Ancak yapılan mutabakatlara uyma konusunda Husilerin sicilinin bozuk olduğunu ve bunun son haftalarda önemli formda şekillenen barış fırsatlarının önünde gerçek bir mahzur teşkil ettiğini belirten Yemenli yetkili, tekrar de “temkinli bir iyimserlikle” siyasi tahlile ulaşmayı umduklarını tabir etti.

Yemen halkının barış ve tahlile olan umutları, ülkedeki çatışmalarda aktif olan Suudi Arabistan ile İran’ın 7 yıllık bir kopuşun akabinde diplomatik münasebetlerin tekrar başlatılması konusunda Çin’in arabuluculuğuyla muahedeye vardığı 10 Mart’tan bu yana arttı.

“Yemen için değerli bir dönemeç”

Yemenli siyasi analist Yasin et-Temimi, AA muhabirine yaptığı açıklamada, Yemen’in, Suudi Arabistan öncülüğündeki koalisyon güçlerinin askeri teşebbüslerinin sonlanacağı yeni bir etabın eşiğinde, çok değerli bir dönemeçten geçtiğini tabir etti.

Temimi, Yemen hükümetinin Husilerle vardığı söylenen muahedeye ait ise “Anlaşmanın göstergeleri, bu mutabakatın, Yemen’de devletin geri dönüşünü ve ülke sahnesindeki tasaları ortadan kaldırmayı garanti eden referanslara dayalı olduğuna işaret etmiyor.” sözlerini kullandı.

Dışlamadan vazgeçilmeli

Brüksel merkezli sivil toplum kuruluşu “Uluslararası Kriz Grubu” bünyesinde Yemen uzmanı Ahmed Naci ise bugünlerde yaşanan hareketliliğin, geçen devirlerde Husiler ile Suudi Arabistan ortasındaki görüşmelerde kaydedilen ilerlemenin bir sonucu olduğunu belirtti.

Riyad ile Tahran ortasında diplomatik alakaların tekrar başlatılmasının da elbet bu hareketliliği hızlandırdığını vurgulayan Naci, “Yemen’deki askeri yaklaşımların, 9 yıllık çatışmanın akabinde başarısızlığını kanıtladığı düşünüldüğünde ülkedeki savaşla ilgili atılacak her türlü siyasi adım ilkesel olarak yanlışsız istikamette atılmış adımlardır.” dedi.

Naci, bu mevzuda değerli olanın “ötekileştirmeden uzak durmak” olduğuna dikkati çekerek, “Savaşın karmaşıklığı karşısında çatışmanın temelinde yatan nedenlere gerçek tahliller bulunmasının, ötekileştirme ve dışlamadan vazgeçilmesinin, çatışan tarafların kazanımlarını bir kenara bırakmasının gerekli olduğunu anlamak kıymetli.” dedi.

Sürenin yetersizliği

Askeri ve güvenlik uzman Ali ez-Zeheb ise uzlaşı görüşmeleri için geçen 6 aylık mühlete işaret ederek, bu mühletin, yerine getirilmesi gereken vazifeler düşünüldüğünde pek de kâfi olmadığını söyledi.

Zeheb, teorideki adımların pratikte uygulamaya geçildiğinde pek çok pürüz ve zorlukla karşılaşılacağı değerlendirmesinde bulundu.

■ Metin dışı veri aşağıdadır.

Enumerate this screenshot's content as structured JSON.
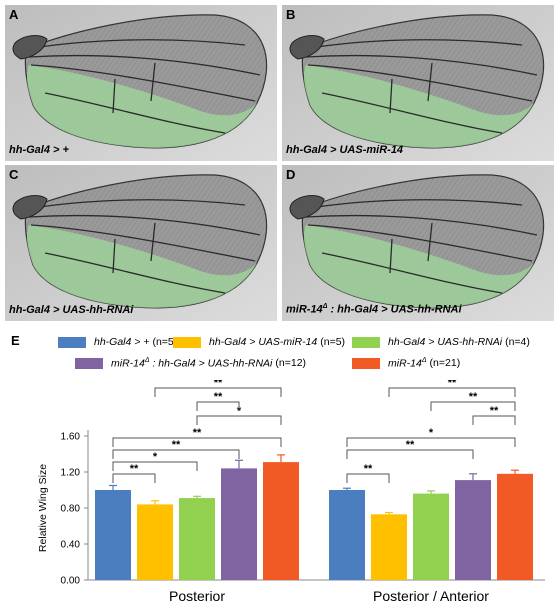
{
  "panels": [
    {
      "letter": "A",
      "caption": "hh-Gal4 > +"
    },
    {
      "letter": "B",
      "caption": "hh-Gal4 > UAS-miR-14"
    },
    {
      "letter": "C",
      "caption": "hh-Gal4 > UAS-hh-RNAi"
    },
    {
      "letter": "D",
      "caption_prefix": "miR-14",
      "caption_sup": "Δ",
      "caption_suffix": " : hh-Gal4 > UAS-hh-RNAi"
    }
  ],
  "panel_e_label": "E",
  "legend": [
    {
      "label": "hh-Gal4 > +",
      "n": "(n=5)",
      "color": "#4a7ebf"
    },
    {
      "label": "hh-Gal4 > UAS-miR-14",
      "n": "(n=5)",
      "color": "#ffc000"
    },
    {
      "label": "hh-Gal4 > UAS-hh-RNAi",
      "n": "(n=4)",
      "color": "#92d050"
    },
    {
      "label_prefix": "miR-14",
      "sup": "Δ",
      "label_suffix": " : hh-Gal4 > UAS-hh-RNAi",
      "n": "(n=12)",
      "color": "#8064a2"
    },
    {
      "label_prefix": "miR-14",
      "sup": "Δ",
      "label_suffix": "",
      "n": "(n=21)",
      "color": "#f15a24"
    }
  ],
  "chart_data": {
    "type": "bar",
    "categories": [
      "Posterior",
      "Posterior / Anterior"
    ],
    "series": [
      {
        "name": "hh-Gal4 > + (n=5)",
        "values": [
          1.0,
          1.0
        ],
        "errors": [
          0.05,
          0.02
        ],
        "color": "#4a7ebf"
      },
      {
        "name": "hh-Gal4 > UAS-miR-14 (n=5)",
        "values": [
          0.84,
          0.73
        ],
        "errors": [
          0.04,
          0.02
        ],
        "color": "#ffc000"
      },
      {
        "name": "hh-Gal4 > UAS-hh-RNAi (n=4)",
        "values": [
          0.91,
          0.96
        ],
        "errors": [
          0.02,
          0.03
        ],
        "color": "#92d050"
      },
      {
        "name": "miR-14Δ : hh-Gal4 > UAS-hh-RNAi (n=12)",
        "values": [
          1.24,
          1.11
        ],
        "errors": [
          0.09,
          0.07
        ],
        "color": "#8064a2"
      },
      {
        "name": "miR-14Δ (n=21)",
        "values": [
          1.31,
          1.18
        ],
        "errors": [
          0.08,
          0.04
        ],
        "color": "#f15a24"
      }
    ],
    "ylabel": "Relative Wing Size",
    "ylim": [
      0,
      1.6
    ],
    "yticks": [
      "0.00",
      "0.40",
      "0.80",
      "1.20",
      "1.60"
    ],
    "significance": [
      {
        "group": 0,
        "from": 0,
        "to": 1,
        "level": 1,
        "label": "**"
      },
      {
        "group": 0,
        "from": 0,
        "to": 2,
        "level": 2,
        "label": "*"
      },
      {
        "group": 0,
        "from": 0,
        "to": 3,
        "level": 3,
        "label": "**"
      },
      {
        "group": 0,
        "from": 0,
        "to": 4,
        "level": 4,
        "label": "**"
      },
      {
        "group": 0,
        "from": 2,
        "to": 4,
        "level": 5,
        "label": "*"
      },
      {
        "group": 0,
        "from": 2,
        "to": 3,
        "level": 6,
        "label": "**"
      },
      {
        "group": 0,
        "from": 1,
        "to": 4,
        "level": 7,
        "label": "**"
      },
      {
        "group": 1,
        "from": 0,
        "to": 1,
        "level": 1,
        "label": "**"
      },
      {
        "group": 1,
        "from": 0,
        "to": 3,
        "level": 3,
        "label": "**"
      },
      {
        "group": 1,
        "from": 0,
        "to": 4,
        "level": 4,
        "label": "*"
      },
      {
        "group": 1,
        "from": 3,
        "to": 4,
        "level": 5,
        "label": "**"
      },
      {
        "group": 1,
        "from": 2,
        "to": 4,
        "level": 6,
        "label": "**"
      },
      {
        "group": 1,
        "from": 1,
        "to": 4,
        "level": 7,
        "label": "**"
      }
    ]
  }
}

Çatışmanın taraflarının bilhassa de Husilerin, barışın sağlanması konusunda gerçek niyetler taşımadığını öne süren Zeheb, Husilerin takip ettiği ideoloji ve siyasetin, kadim Yemen tarihinde şahit olunan siyasetlerden çok farklı olduğunu lisana getirdi.

“Husiler imzaladıkları rastgele bir muahedede vaatlerinden süratle cayar.” diyen Zeheb, Husilerin “otoritenin sırf kendilerine ilişkin olduğunu ve kimsenin buna itiraz hakkı bulunmadığını” düşündüğünü savundu.

Zeheb, ateşkesin uygulanması konusunda karşı karşıya kalınacak pürüzler ve zorluklar göz önüne alındığında, Yemen krizi için “kapsamlı ve sürdürülebilir bir çözüm” hakkında konuşmanın şimdilik erken olduğunu söyledi.